— Удивительно. Я с этим никогда не встречалась. Иногда мне кажется, что во мне звучат какие-то родные, забытые голоса. Но они из прошлого, а не из будущего. Может, это мои бабки, прабабки посылают мне свои приветы из далекого прошлого…
Они шли по лесной дороге, и вода, наполнявшая рытвины, была коричневой, с вишневым оттенком, с глубокой искрой потаенного солнца. И он подумал, что это цвет ее глаз. Вдоль дороги росли лесные гераньки, фиолетово-желтые цветы иван-да-марьи, и он увидел, что ее сарафан покрыт теми же цветами.

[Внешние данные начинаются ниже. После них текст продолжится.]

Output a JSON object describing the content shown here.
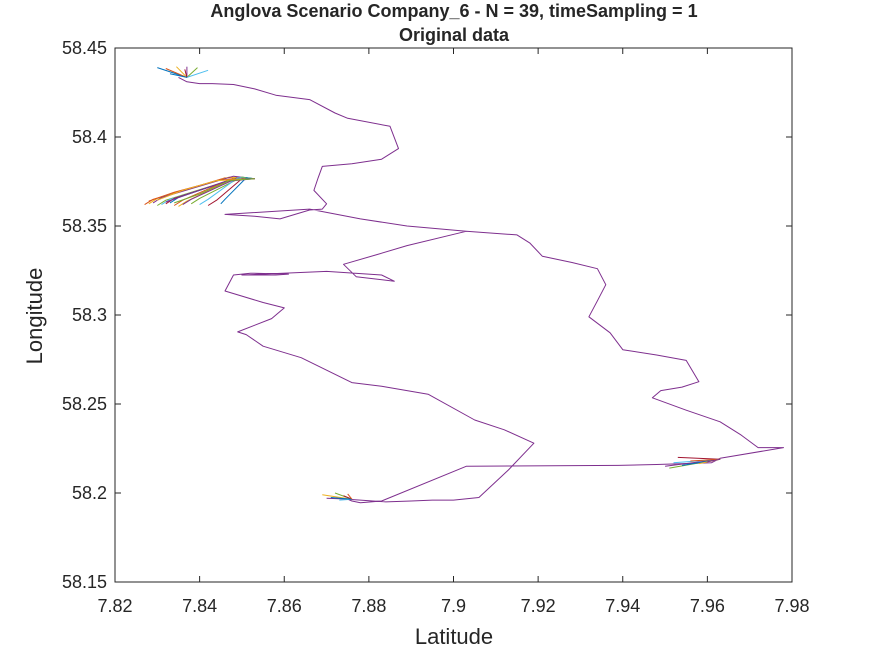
{
  "chart_data": {
    "type": "line",
    "title": "Anglova Scenario Company_6 - N = 39, timeSampling = 1",
    "subtitle": "Original data",
    "xlabel": "Latitude",
    "ylabel": "Longitude",
    "xlim": [
      7.82,
      7.98
    ],
    "ylim": [
      58.15,
      58.45
    ],
    "xticks": [
      "7.82",
      "7.84",
      "7.86",
      "7.88",
      "7.9",
      "7.92",
      "7.94",
      "7.96",
      "7.98"
    ],
    "yticks": [
      "58.15",
      "58.2",
      "58.25",
      "58.3",
      "58.35",
      "58.4",
      "58.45"
    ],
    "grid": false,
    "legend": "none",
    "colors": {
      "axis": "#262626",
      "main_route": "#7e2f8e",
      "series_palette": [
        "#0072bd",
        "#d95319",
        "#edb120",
        "#7e2f8e",
        "#77ac30",
        "#4dbeee",
        "#a2142f"
      ]
    },
    "main_route": {
      "x": [
        7.835,
        7.837,
        7.84,
        7.843,
        7.848,
        7.853,
        7.858,
        7.866,
        7.872,
        7.875,
        7.885,
        7.887,
        7.883,
        7.876,
        7.869,
        7.868,
        7.867,
        7.87,
        7.869,
        7.866,
        7.859,
        7.853,
        7.846,
        7.866,
        7.878,
        7.889,
        7.903,
        7.915,
        7.918,
        7.921,
        7.928,
        7.934,
        7.936,
        7.934,
        7.932,
        7.937,
        7.94,
        7.948,
        7.955,
        7.958,
        7.954,
        7.949,
        7.947,
        7.955,
        7.963,
        7.968,
        7.972,
        7.978,
        7.963,
        7.961,
        7.948,
        7.939,
        7.903,
        7.883,
        7.878,
        7.876,
        7.875,
        7.884,
        7.89,
        7.895,
        7.9,
        7.906,
        7.913,
        7.919,
        7.912,
        7.905,
        7.894,
        7.883,
        7.876,
        7.864,
        7.855,
        7.851,
        7.849,
        7.857,
        7.86,
        7.855,
        7.846,
        7.848,
        7.852,
        7.861,
        7.858,
        7.857,
        7.85,
        7.87,
        7.883,
        7.886,
        7.877,
        7.874,
        7.882,
        7.889,
        7.903
      ],
      "y": [
        58.4335,
        58.431,
        58.43,
        58.43,
        58.4295,
        58.427,
        58.4235,
        58.421,
        58.4135,
        58.4105,
        58.406,
        58.3935,
        58.3875,
        58.385,
        58.3835,
        58.377,
        58.37,
        58.3625,
        58.3595,
        58.359,
        58.354,
        58.3555,
        58.3565,
        58.3595,
        58.354,
        58.35,
        58.347,
        58.345,
        58.3405,
        58.333,
        58.3295,
        58.326,
        58.317,
        58.308,
        58.299,
        58.29,
        58.2805,
        58.2775,
        58.2745,
        58.2625,
        58.2595,
        58.2575,
        58.2535,
        58.2465,
        58.24,
        58.2325,
        58.2255,
        58.2255,
        58.2195,
        58.217,
        58.216,
        58.2155,
        58.215,
        58.1955,
        58.1945,
        58.1955,
        58.1965,
        58.195,
        58.1955,
        58.196,
        58.196,
        58.1975,
        58.213,
        58.228,
        58.2355,
        58.241,
        58.2555,
        58.26,
        58.262,
        58.276,
        58.2825,
        58.289,
        58.2905,
        58.298,
        58.304,
        58.307,
        58.3135,
        58.3225,
        58.3235,
        58.323,
        58.3225,
        58.3225,
        58.3225,
        58.3245,
        58.3225,
        58.319,
        58.3215,
        58.3285,
        58.334,
        58.339,
        58.347
      ]
    },
    "clusters": [
      {
        "series": [
          {
            "x": [
              7.83,
              7.837
            ],
            "y": [
              58.439,
              58.4335
            ]
          },
          {
            "x": [
              7.832,
              7.837
            ],
            "y": [
              58.4385,
              58.4335
            ]
          },
          {
            "x": [
              7.8345,
              7.837
            ],
            "y": [
              58.4395,
              58.4335
            ]
          },
          {
            "x": [
              7.837,
              7.837
            ],
            "y": [
              58.4395,
              58.4335
            ]
          },
          {
            "x": [
              7.8395,
              7.837
            ],
            "y": [
              58.439,
              58.4335
            ]
          },
          {
            "x": [
              7.842,
              7.837
            ],
            "y": [
              58.4375,
              58.4335
            ]
          },
          {
            "x": [
              7.8365,
              7.837
            ],
            "y": [
              58.438,
              58.4335
            ]
          },
          {
            "x": [
              7.833,
              7.837
            ],
            "y": [
              58.4355,
              58.4335
            ]
          }
        ]
      },
      {
        "series": [
          {
            "x": [
              7.827,
              7.829,
              7.846,
              7.853
            ],
            "y": [
              58.362,
              58.365,
              58.377,
              58.3765
            ]
          },
          {
            "x": [
              7.828,
              7.83,
              7.847,
              7.853
            ],
            "y": [
              58.3625,
              58.3655,
              58.3775,
              58.3765
            ]
          },
          {
            "x": [
              7.829,
              7.831,
              7.848,
              7.853
            ],
            "y": [
              58.363,
              58.366,
              58.378,
              58.3765
            ]
          },
          {
            "x": [
              7.83,
              7.832,
              7.849,
              7.853
            ],
            "y": [
              58.3615,
              58.3645,
              58.377,
              58.3765
            ]
          },
          {
            "x": [
              7.831,
              7.833,
              7.85,
              7.853
            ],
            "y": [
              58.362,
              58.365,
              58.3775,
              58.3765
            ]
          },
          {
            "x": [
              7.832,
              7.834,
              7.849,
              7.853
            ],
            "y": [
              58.3625,
              58.3655,
              58.377,
              58.3765
            ]
          },
          {
            "x": [
              7.833,
              7.835,
              7.848,
              7.853
            ],
            "y": [
              58.363,
              58.366,
              58.3765,
              58.3765
            ]
          },
          {
            "x": [
              7.834,
              7.836,
              7.847,
              7.853
            ],
            "y": [
              58.3615,
              58.3645,
              58.376,
              58.3765
            ]
          },
          {
            "x": [
              7.835,
              7.837,
              7.848,
              7.853
            ],
            "y": [
              58.361,
              58.364,
              58.3765,
              58.3765
            ]
          },
          {
            "x": [
              7.836,
              7.838,
              7.849,
              7.853
            ],
            "y": [
              58.362,
              58.365,
              58.377,
              58.3765
            ]
          },
          {
            "x": [
              7.838,
              7.84,
              7.85,
              7.853
            ],
            "y": [
              58.3625,
              58.3655,
              58.3775,
              58.3765
            ]
          },
          {
            "x": [
              7.84,
              7.842,
              7.849,
              7.853
            ],
            "y": [
              58.362,
              58.365,
              58.377,
              58.3765
            ]
          },
          {
            "x": [
              7.842,
              7.844,
              7.85,
              7.853
            ],
            "y": [
              58.3615,
              58.3645,
              58.3765,
              58.3765
            ]
          },
          {
            "x": [
              7.845,
              7.846,
              7.851,
              7.853
            ],
            "y": [
              58.3625,
              58.365,
              58.377,
              58.3765
            ]
          },
          {
            "x": [
              7.828,
              7.834,
              7.845,
              7.853
            ],
            "y": [
              58.364,
              58.369,
              58.376,
              58.3765
            ]
          },
          {
            "x": [
              7.83,
              7.836,
              7.844,
              7.853
            ],
            "y": [
              58.3645,
              58.37,
              58.3755,
              58.3765
            ]
          },
          {
            "x": [
              7.832,
              7.838,
              7.846,
              7.853
            ],
            "y": [
              58.3635,
              58.3685,
              58.375,
              58.3765
            ]
          },
          {
            "x": [
              7.834,
              7.84,
              7.847,
              7.853
            ],
            "y": [
              58.363,
              58.368,
              58.3755,
              58.3765
            ]
          }
        ]
      },
      {
        "series": [
          {
            "x": [
              7.869,
              7.876
            ],
            "y": [
              58.199,
              58.1965
            ]
          },
          {
            "x": [
              7.87,
              7.876
            ],
            "y": [
              58.197,
              58.1965
            ]
          },
          {
            "x": [
              7.872,
              7.876
            ],
            "y": [
              58.2,
              58.1965
            ]
          },
          {
            "x": [
              7.873,
              7.876
            ],
            "y": [
              58.196,
              58.1965
            ]
          },
          {
            "x": [
              7.874,
              7.876
            ],
            "y": [
              58.1985,
              58.1965
            ]
          },
          {
            "x": [
              7.871,
              7.876
            ],
            "y": [
              58.1975,
              58.1965
            ]
          },
          {
            "x": [
              7.875,
              7.876
            ],
            "y": [
              58.1995,
              58.1965
            ]
          }
        ]
      },
      {
        "series": [
          {
            "x": [
              7.95,
              7.963
            ],
            "y": [
              58.215,
              58.219
            ]
          },
          {
            "x": [
              7.951,
              7.963
            ],
            "y": [
              58.214,
              58.219
            ]
          },
          {
            "x": [
              7.952,
              7.963
            ],
            "y": [
              58.217,
              58.219
            ]
          },
          {
            "x": [
              7.953,
              7.963
            ],
            "y": [
              58.22,
              58.219
            ]
          },
          {
            "x": [
              7.954,
              7.963
            ],
            "y": [
              58.2155,
              58.219
            ]
          },
          {
            "x": [
              7.956,
              7.963
            ],
            "y": [
              58.218,
              58.219
            ]
          },
          {
            "x": [
              7.958,
              7.963
            ],
            "y": [
              58.2165,
              58.219
            ]
          },
          {
            "x": [
              7.96,
              7.963
            ],
            "y": [
              58.2175,
              58.219
            ]
          }
        ]
      }
    ]
  }
}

По ее каштановым волосам бежали серебристые зайчики света, и еловая чаща темнела, серебрилась, переливалась смуглым, коричневым, с медным оттенком, как и ее волосы. И он вдруг счастливо подумал, что она создана из этих лесных цветов, тайных блесков, переливов солнца и загадочной тьмы.
— Эта война, которая мне мерещится, эта будущая, исполненная опасностей и страданий жизнь, она неотвратима. Я стану описывать не райские сады и божественные чертоги, а крушение и гибель близких. Стану свидетелем неслыханных злодеяний и невиданных потрясений. Стану летописцем беды. Писателем Судного часа. И для этого мне надо набраться сил, напитаться светом, насмотреться на красоту, исполниться любви. Чтобы потом все это сберегало меня, не давало погибнуть, спасало от тьмы. Вот я и хожу по лесам, любуюсь на цветы, стою под дождями, окунаюсь в чистые реки. Вот я и спас сегодня невинных ягнят. Вот и вас увидел, будто кто-то поставил у меня на пути ваш треножник.

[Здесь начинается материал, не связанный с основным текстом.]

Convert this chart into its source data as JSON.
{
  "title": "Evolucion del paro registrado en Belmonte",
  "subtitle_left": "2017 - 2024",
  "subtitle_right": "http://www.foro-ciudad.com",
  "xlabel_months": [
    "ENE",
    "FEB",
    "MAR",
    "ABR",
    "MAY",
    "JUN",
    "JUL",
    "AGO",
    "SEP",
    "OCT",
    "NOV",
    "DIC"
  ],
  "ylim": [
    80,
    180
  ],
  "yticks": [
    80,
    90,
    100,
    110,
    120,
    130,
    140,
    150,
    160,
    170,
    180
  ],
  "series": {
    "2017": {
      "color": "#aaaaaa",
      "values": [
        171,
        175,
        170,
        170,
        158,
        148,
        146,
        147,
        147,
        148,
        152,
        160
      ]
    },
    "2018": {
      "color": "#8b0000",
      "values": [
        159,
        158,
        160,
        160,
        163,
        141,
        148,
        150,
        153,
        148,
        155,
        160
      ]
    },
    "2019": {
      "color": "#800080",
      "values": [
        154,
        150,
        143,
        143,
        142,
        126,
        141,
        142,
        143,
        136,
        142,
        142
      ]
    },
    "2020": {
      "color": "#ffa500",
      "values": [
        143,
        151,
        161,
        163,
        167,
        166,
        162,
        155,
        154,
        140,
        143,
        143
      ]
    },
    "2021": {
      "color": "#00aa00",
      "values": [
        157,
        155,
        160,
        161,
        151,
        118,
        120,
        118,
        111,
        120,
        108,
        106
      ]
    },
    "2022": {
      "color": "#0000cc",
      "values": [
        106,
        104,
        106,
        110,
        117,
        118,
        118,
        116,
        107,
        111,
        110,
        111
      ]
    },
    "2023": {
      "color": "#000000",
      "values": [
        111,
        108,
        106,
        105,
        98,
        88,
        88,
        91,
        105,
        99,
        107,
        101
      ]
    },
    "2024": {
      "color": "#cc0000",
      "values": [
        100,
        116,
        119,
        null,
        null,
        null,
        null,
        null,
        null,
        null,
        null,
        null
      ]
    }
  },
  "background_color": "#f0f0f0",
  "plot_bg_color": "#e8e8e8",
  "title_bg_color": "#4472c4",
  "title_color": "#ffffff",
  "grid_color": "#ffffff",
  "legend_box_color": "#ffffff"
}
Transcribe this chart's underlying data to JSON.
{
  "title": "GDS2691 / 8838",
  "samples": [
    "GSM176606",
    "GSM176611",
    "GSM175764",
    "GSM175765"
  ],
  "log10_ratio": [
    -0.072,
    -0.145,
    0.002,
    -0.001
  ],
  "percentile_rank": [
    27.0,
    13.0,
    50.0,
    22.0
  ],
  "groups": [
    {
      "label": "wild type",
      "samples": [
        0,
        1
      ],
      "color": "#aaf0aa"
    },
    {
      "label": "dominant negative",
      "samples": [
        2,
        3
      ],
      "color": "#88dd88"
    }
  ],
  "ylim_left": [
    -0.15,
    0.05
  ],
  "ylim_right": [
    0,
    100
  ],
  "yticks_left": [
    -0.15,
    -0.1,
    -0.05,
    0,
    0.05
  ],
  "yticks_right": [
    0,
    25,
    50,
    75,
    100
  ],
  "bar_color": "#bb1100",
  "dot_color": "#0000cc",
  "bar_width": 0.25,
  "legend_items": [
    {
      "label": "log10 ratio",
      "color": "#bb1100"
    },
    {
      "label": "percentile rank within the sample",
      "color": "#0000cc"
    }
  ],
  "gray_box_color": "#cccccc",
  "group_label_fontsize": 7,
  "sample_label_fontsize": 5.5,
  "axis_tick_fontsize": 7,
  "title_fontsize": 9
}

Им дорогу перелетела сойка, сверкнув на мгновенье лазурью, а потом ее трескучий крик несколько раз раздался в соседних елках. Над дорогой взад и вперед летали стрекозы, зеленые, синие, золотистые. С блеском слюдяных крыльев приближались, останавливались, как стеклянный вихрь, оглядывали их своими выпуклыми солнечными глазами и уносились.

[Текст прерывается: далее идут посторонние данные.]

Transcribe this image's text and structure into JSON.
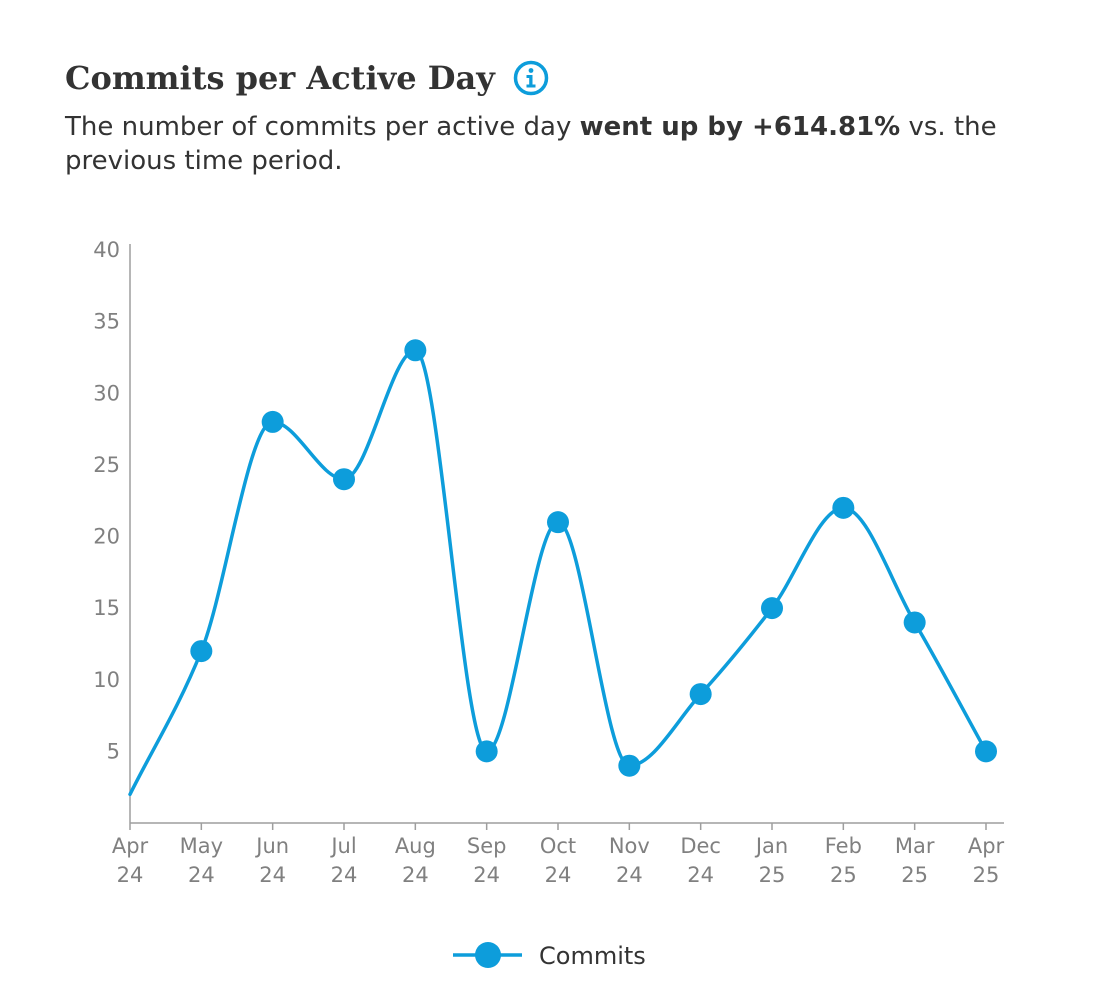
{
  "header": {
    "title": "Commits per Active Day",
    "subtitle_prefix": "The number of commits per active day ",
    "subtitle_bold": "went up by +614.81%",
    "subtitle_suffix": " vs. the previous time period.",
    "info_icon": "info-icon"
  },
  "colors": {
    "series": "#0d9ddb",
    "axis": "#9e9e9e",
    "tick_text": "#808080",
    "text": "#333333"
  },
  "chart_data": {
    "type": "line",
    "title": "Commits per Active Day",
    "xlabel": "",
    "ylabel": "",
    "categories": [
      [
        "Apr",
        "24"
      ],
      [
        "May",
        "24"
      ],
      [
        "Jun",
        "24"
      ],
      [
        "Jul",
        "24"
      ],
      [
        "Aug",
        "24"
      ],
      [
        "Sep",
        "24"
      ],
      [
        "Oct",
        "24"
      ],
      [
        "Nov",
        "24"
      ],
      [
        "Dec",
        "24"
      ],
      [
        "Jan",
        "25"
      ],
      [
        "Feb",
        "25"
      ],
      [
        "Mar",
        "25"
      ],
      [
        "Apr",
        "25"
      ]
    ],
    "series": [
      {
        "name": "Commits",
        "values": [
          2,
          12,
          28,
          24,
          33,
          5,
          21,
          4,
          9,
          15,
          22,
          14,
          5
        ],
        "markers": [
          false,
          true,
          true,
          true,
          true,
          true,
          true,
          true,
          true,
          true,
          true,
          true,
          true
        ]
      }
    ],
    "ylim": [
      0,
      40
    ],
    "yticks": [
      5,
      10,
      15,
      20,
      25,
      30,
      35,
      40
    ],
    "grid": false,
    "smooth": true,
    "legend": "bottom-center"
  }
}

— Вы станете известным писателем. Опишете все войны, все странствия, все выпавшие вам на долю страдания. А когда станете старым, начнете писать самую важную книгу — про эту пролетевшую сойку, про зеленых и синих стрекоз, и как вы шли когда-то с девушкой, чье имя забыли, и она вам сулила известность и славу.
У дороги рос куст, осыпанный мелкой красной малиной. Они остановились и стали собирать зернистые ягодки. Ольга отправляла их прямо в рот, а Петр ссыпал их на ладонь; ладонь полнилась ягодами, и он чувствовал их пряный запах.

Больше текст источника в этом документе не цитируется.